Weka學習 :ADTree

ADTree中主要有兩種節點,一種是PreditionNode,一種是SplitNode。weka實現中就對應定義了這兩個數據結構。

	public class PredictionNode
	{	
	double value;
	FastVector children;
	}



value存 a或者b(具體含義請看論文)。children存SplitNode.

	public abstract class Splitter
	{
    	public int orderAdded;
	/**
	**	還有其他一些抽象函數,這裏暫且省略
	**/
	}


作者實現了Splitter的兩個子類,分別是TwoWayNominalSplit和TwoWayNumericSplit。具體的結構等到用的時候再說。

主類自然是ADTree。主函數入口

public class ADTree
{
	protected Instances m_trainInstances;

  /** The root of the tree */
  protected PredictionNode m_root = null;

  /** The number of the last splitter added to the tree */
  protected int m_lastAddedSplitNum = 0;

  /** An array containing the indices to the numeric attributes in the data */
  protected int[] m_numericAttIndices;

  /** An array containing the indices to the nominal attributes in the data */
  protected int[] m_nominalAttIndices;

  /** The total weight of the instances - used to speed Z calculations */
  protected double m_trainTotalWeight;

  /** The training instances with positive class - referencing the training dataset */
  protected ReferenceInstances m_posTrainInstances;

  /** The training instances with negative class - referencing the training dataset */
  protected ReferenceInstances m_negTrainInstances;

  /** The best node to insert under, as found so far by the latest search */
  protected PredictionNode m_search_bestInsertionNode;

  /** The best splitter to insert, as found so far by the latest search */
  protected Splitter m_search_bestSplitter;

  /** The smallest Z value found so far by the latest search */
  protected double m_search_smallestZ;

  /** The positive instances that apply to the best path found so far */
  protected Instances m_search_bestPathPosInstances;

  /** The negative instances that apply to the best path found so far */
  protected Instances m_search_bestPathNegInstances;
  
}
這裏列出最重要的成員變量,作者都給瞭解釋,讀者可先熟悉一下,等分析函數的時候再做說明。

下面是主函數入口

 public void buildClassifier(Instances instances) throws Exception {

  
	/**
	**初始化m_trainInstances,m_posTrainInstances, 
	m_negTrainInstances,m_root,m_numericAttIndices,
	m_nominalAttIndices,m_trainTotalWeight
	**/
    initClassifier(instances);

    // 典型的AdaBoost 算法
    for (int T = 0; T < m_boostingIterations; T++) boost();


  }
  
initClassifier(instances)函數不打算貼出來了,完成的功能就是註釋裏的功能,讀者可以自行查閱一下。
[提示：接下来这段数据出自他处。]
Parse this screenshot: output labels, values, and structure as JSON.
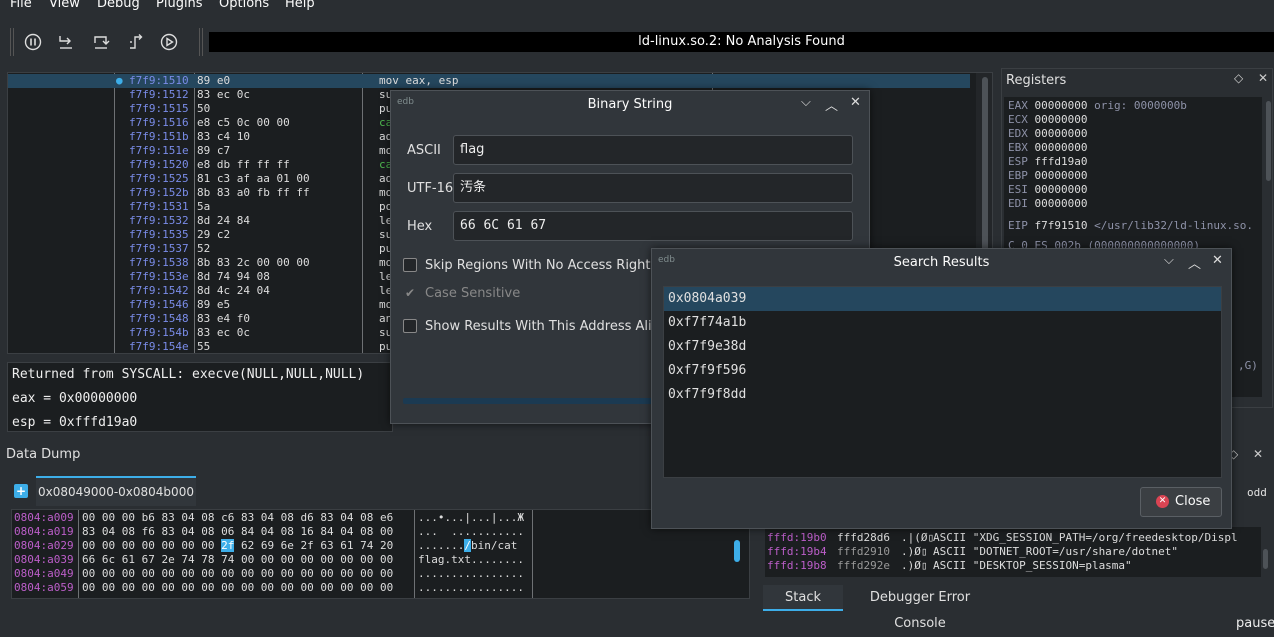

這裏分析核心函數 boost()
  public void boost() throws Exception {

    if (m_trainInstances == null || m_trainInstances.numInstances() == 0)
      throw new Exception("Trying to boost with no training data");

    /**
     * 迭代入口。真正選取splitNode的地方。即賦值成員變量m_search_bestSplitter,m_search_bestInsertionNode

     */
    searchForBestTestSingle();

    if (m_search_bestSplitter == null) return; // handle empty instances

    /**
     * 根據m_search_bestSplitter生成兩個PreditionNode子節點。
     */
    for (int i=0; i<2; i++) {
      Instances posInstances =
	m_search_bestSplitter.instancesDownBranch(i, m_search_bestPathPosInstances);
      Instances negInstances =
	m_search_bestSplitter.instancesDownBranch(i, m_search_bestPathNegInstances);
      double predictionValue = calcPredictionValue(posInstances, negInstances);
      PredictionNode newPredictor = new PredictionNode(predictionValue);
      updateWeights(posInstances, negInstances, predictionValue);
      m_search_bestSplitter.setChildForBranch(i, newPredictor);
    }

    /**
     * 將生成的m_search_bestSplitter插入ADTree.這裏 m_search_bestInsertionNode的作用體現了.
     * m_search_bestInsertionNode保存m_search_bestSplitter的插入點。保證即使是迭代也不會丟失插入點
     */
    m_search_bestInsertionNode.addChild((Splitter) m_search_bestSplitter, this);

    // free memory
    m_search_bestPathPosInstances = null;
    m_search_bestPathNegInstances = null;
    m_search_bestSplitter = null;
  }
boost()算法總結起來就是:計算最小的Z()(Z()的值是需要迭代的),根據最小的Z生成SplitNode及對應的兩個PreditionNode。那麼接下來就看searchForBestTestSingle()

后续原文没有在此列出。